Ekonomi pasar bebas juga menyusul keluarga Chang, yang rumahnya telah dijadwalkan untuk dihancurkan sebagai bagian dari program pembaruan perkotaan Shenyang. Selama 57 tahun Changs telah tinggal di dua kamar dan ruang depan yang berfungsi sebagai dapur. Orang-orang Changs (yang menolak menyebutkan nama asli mereka karena takut akan balas dendam dari pejabat setempat) khawatir bahwa sewa rumah baru mereka akan menguras setengah dari pendapatan bulanan mereka. “Terus terang, saya lebih suka membangun kembali apa yang kita miliki, ” kata Nyonya Chang. “Ketika kamu belum bisa menyelamatkan selama bertahun-tahun, kamu tidak bisa benar-benar membeli tempat yang layak. Tetapi tanah itu milik pemerintah, bahkan jika kita memiliki rumah itu. ”

Chang berusia 21 tahun ketika bergabung dengan Pabrik Cetakan Shenyang pada tahun 1968. Tiga puluh tahun kemudian, itu dijual kepada pembeli swasta, dinyatakan bangkrut dan kemudian mantan direkturnya membelinya kembali dari pemerintah kota dengan harga 8 sen. "Sebagian besar karyawan dipulangkan, " kata Chang. "Ada demonstrasi, tetapi pemerintah tidak mau menyerah." Pabrik itu kemudian dijual sedikit demi sedikit kepada perusahaan lain yang baru saja diprivatisasi. Pada saat Chang pensiun karena kesehatannya yang buruk pada tahun 2001, ia telah diturunkan pangkat menjadi mekanik dan memperoleh $ 50 sebulan. Hari ini, ia mengumpulkan pensiun bulanan sekitar $ 61. Namun, Changs merasa mereka beruntung. Sebagian besar karyawan yang berlebihan dari perusahaan milik negara diberikan token buyout alih-alih pensiun, jika mereka ditawari apa pun.

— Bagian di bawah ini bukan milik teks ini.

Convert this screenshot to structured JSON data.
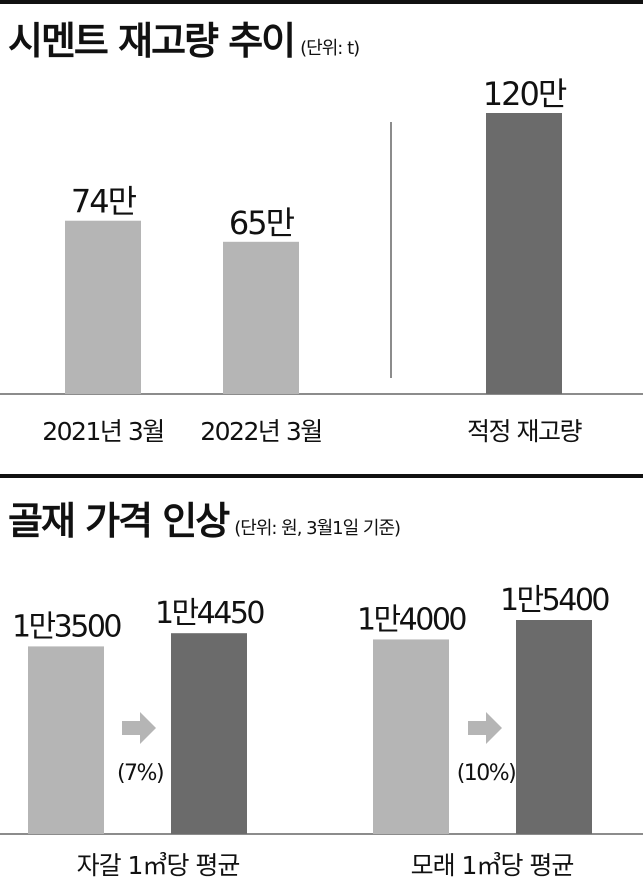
{
  "colors": {
    "light": "#b5b5b5",
    "dark": "#6b6b6b",
    "rule": "#111111",
    "baseline": "#666666"
  },
  "section1": {
    "title": "시멘트 재고량 추이",
    "unit": "(단위: t)"
  },
  "section2": {
    "title": "골재 가격 인상",
    "unit": "(단위: 원, 3월1일 기준)"
  },
  "chart_data": [
    {
      "type": "bar",
      "title": "시멘트 재고량 추이",
      "unit": "(단위: t)",
      "categories": [
        "2021년 3월",
        "2022년 3월",
        "적정 재고량"
      ],
      "values": [
        740000,
        650000,
        1200000
      ],
      "value_labels": [
        "74만",
        "65만",
        "120만"
      ],
      "colors": [
        "#b5b5b5",
        "#b5b5b5",
        "#6b6b6b"
      ],
      "ylim": [
        0,
        1200000
      ]
    },
    {
      "type": "bar",
      "title": "골재 가격 인상",
      "unit": "(단위: 원, 3월1일 기준)",
      "groups": [
        {
          "label": "자갈 1㎥당 평균",
          "values": [
            13500,
            14450
          ],
          "value_labels": [
            "1만3500",
            "1만4450"
          ],
          "change": "(7%)"
        },
        {
          "label": "모래 1㎥당 평균",
          "values": [
            14000,
            15400
          ],
          "value_labels": [
            "1만4000",
            "1만5400"
          ],
          "change": "(10%)"
        }
      ],
      "colors": [
        "#b5b5b5",
        "#6b6b6b"
      ]
    }
  ]
}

Ny. Chang dikirim selama Revolusi Kebudayaan untuk bekerja di sebuah kolektif pertanian di pedesaan Mongolia Dalam, dan dia masih membenci enam tahun dia merasa dia terbuang di ladang ketika dia ingin belajar sastra. "Kami harus melakukannya atau dikaitkan dengan 'beberapa yang tidak bermoral, '" katanya dengan sungguh-sungguh. Hampir untuk dirinya sendiri, dia menambahkan: "Ini adalah yang terbaik dalam hidupku."

Suami dan istri saling bertukar pandang. Tn. Chang menegang. "Pemerintah akan mengendalikan situasi dengan cara yang efektif, " katanya akhirnya. “Semua orang akan memiliki pekerjaan. Pemerintah bekerja untuk rakyat Tiongkok. Jika ada kesulitan, pemerintah akan mengurus semuanya. "

Napoleon terkenal menasihati dunia untuk "membiarkan Cina tidur, karena ketika dia bangun, dia akan mengguncang dunia." Ini adalah kutipan yang mengesankan, jika agak menyesatkan. Cina mungkin memang telah tidur selama berabad-abad, tetapi ia juga telah menjadi ekonomi terbesar di dunia untuk semua kecuali 3 dari 20 abad terakhir, dan kenaikannya saat ini lebih merupakan kembalinya peran bersejarah daripada sesuatu yang baru.

Patung Mao menjulang di atas alun-alun kota di pusat kota Shenyang. The Great Helmsman, seperti yang dikenalnya, tersenyum lebar dengan lengan terulur dalam sikap dermawan. Pada malam musim semi dan musim panas yang hangat, orang-orang muda berdesak-desakan di sekitar alun-alun memakan tanghulu, atau buah yang dilapisi gula pada tongkat, dan mendengarkan musik dari radio portabel. Suatu sore baru-baru ini, alun-alun itu hampir kosong kecuali beberapa orang Shenyang yang tampaknya menganggap patung itu sebagai paman yang agak gila pada reuni keluarga. Patung ini dikelilingi oleh bangunan-bangunan yang dipenuhi papan iklan yang mempromosikan segala sesuatu mulai dari mesin cuci hingga ponsel. Shenyang sedang berjuang untuk menyesuaikan diri dengan realitas ekonomi baru Cina, tetapi orang merasa bahwa tidak akan lama sebelum masa booming mengkonsumsi patung Mao dan apa yang tersisa dari warisannya, dengan asumsi massa yang marah tidak melakukannya terlebih dahulu.